Defense attorney Richard Kammen said Nashiri’s treatment in U.S. hands would be a major issue in the trial and likely the reason he was being tried at Guantanamo rather than in a federal court.

“That’s just going to infect everything in this case,” Kammen said. “What this whole process is about is to keep the public from knowing the full extent of the things which he and a lot of other people were subjected to.”

Almost 780 men from around the world have been held at the detention center on the Guantanamo Bay U.S. naval base in Cuba since it opened in January 2002. Of the 171 who remain, the Obama administration deemed 44 eligible for prosecution, but Nashiri is the only one currently facing charges.

November 13 marks the 10th anniversary of President George W. Bush’s order creating the Guantanamo tribunals for terrorism suspects.
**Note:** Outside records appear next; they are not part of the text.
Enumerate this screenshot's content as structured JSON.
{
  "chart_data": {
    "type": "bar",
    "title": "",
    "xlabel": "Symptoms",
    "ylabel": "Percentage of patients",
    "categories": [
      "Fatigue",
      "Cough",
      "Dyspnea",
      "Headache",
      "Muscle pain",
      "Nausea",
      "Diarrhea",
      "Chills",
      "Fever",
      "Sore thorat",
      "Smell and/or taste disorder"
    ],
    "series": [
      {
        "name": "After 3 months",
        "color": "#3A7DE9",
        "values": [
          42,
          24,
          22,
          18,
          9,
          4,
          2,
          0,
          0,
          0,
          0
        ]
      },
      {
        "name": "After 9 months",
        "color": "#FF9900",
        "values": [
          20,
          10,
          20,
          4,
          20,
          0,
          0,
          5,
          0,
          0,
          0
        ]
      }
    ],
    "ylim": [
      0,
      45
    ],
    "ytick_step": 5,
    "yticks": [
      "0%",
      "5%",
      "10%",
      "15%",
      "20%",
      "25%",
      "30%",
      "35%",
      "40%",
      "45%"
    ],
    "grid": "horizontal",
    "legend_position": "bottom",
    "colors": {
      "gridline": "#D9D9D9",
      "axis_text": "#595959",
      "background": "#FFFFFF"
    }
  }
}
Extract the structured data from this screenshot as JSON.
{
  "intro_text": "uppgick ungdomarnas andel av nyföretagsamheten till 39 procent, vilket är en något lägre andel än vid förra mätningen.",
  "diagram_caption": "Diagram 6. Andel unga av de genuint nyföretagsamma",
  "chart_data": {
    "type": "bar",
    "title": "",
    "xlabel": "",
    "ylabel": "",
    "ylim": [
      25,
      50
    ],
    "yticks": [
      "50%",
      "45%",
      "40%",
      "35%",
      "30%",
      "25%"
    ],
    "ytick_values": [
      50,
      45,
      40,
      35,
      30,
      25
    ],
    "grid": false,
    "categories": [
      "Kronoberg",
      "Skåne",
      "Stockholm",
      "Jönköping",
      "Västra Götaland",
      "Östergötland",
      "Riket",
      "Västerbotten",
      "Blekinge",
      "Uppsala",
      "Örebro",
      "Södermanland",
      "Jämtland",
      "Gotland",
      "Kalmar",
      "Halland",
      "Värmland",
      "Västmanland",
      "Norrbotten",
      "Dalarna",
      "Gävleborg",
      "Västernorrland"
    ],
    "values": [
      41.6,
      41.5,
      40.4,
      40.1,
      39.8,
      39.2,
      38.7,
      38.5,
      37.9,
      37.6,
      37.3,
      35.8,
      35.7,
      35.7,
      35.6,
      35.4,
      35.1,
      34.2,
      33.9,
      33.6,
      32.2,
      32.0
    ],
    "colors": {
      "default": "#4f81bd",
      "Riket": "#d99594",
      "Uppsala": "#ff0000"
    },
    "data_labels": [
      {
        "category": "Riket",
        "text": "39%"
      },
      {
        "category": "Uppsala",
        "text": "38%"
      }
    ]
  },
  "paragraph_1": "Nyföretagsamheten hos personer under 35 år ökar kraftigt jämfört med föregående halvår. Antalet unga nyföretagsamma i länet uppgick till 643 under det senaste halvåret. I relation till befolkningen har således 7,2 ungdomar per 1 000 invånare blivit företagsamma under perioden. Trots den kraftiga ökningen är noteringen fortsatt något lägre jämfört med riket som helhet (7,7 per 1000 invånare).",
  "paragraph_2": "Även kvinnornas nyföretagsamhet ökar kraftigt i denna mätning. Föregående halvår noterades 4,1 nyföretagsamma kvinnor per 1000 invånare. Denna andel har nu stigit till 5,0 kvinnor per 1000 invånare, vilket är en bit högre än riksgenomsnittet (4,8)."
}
The U.S. Supreme Court struck down that version in 2006, ruling that the president had no authority to create a new court system. It said that power rested with Congress, which created a new version of the tribunals in 2006 and then revised them at the behest of the Obama administration in 2009 to grant the defendants more rights.

Hearings have taken place sporadically amid the legal challenges and in its entire existence, the Guantanamo court has completed only six cases. Four defendants pleaded guilty in exchange for leniency and one was convicted in a trial in which no defense was presented.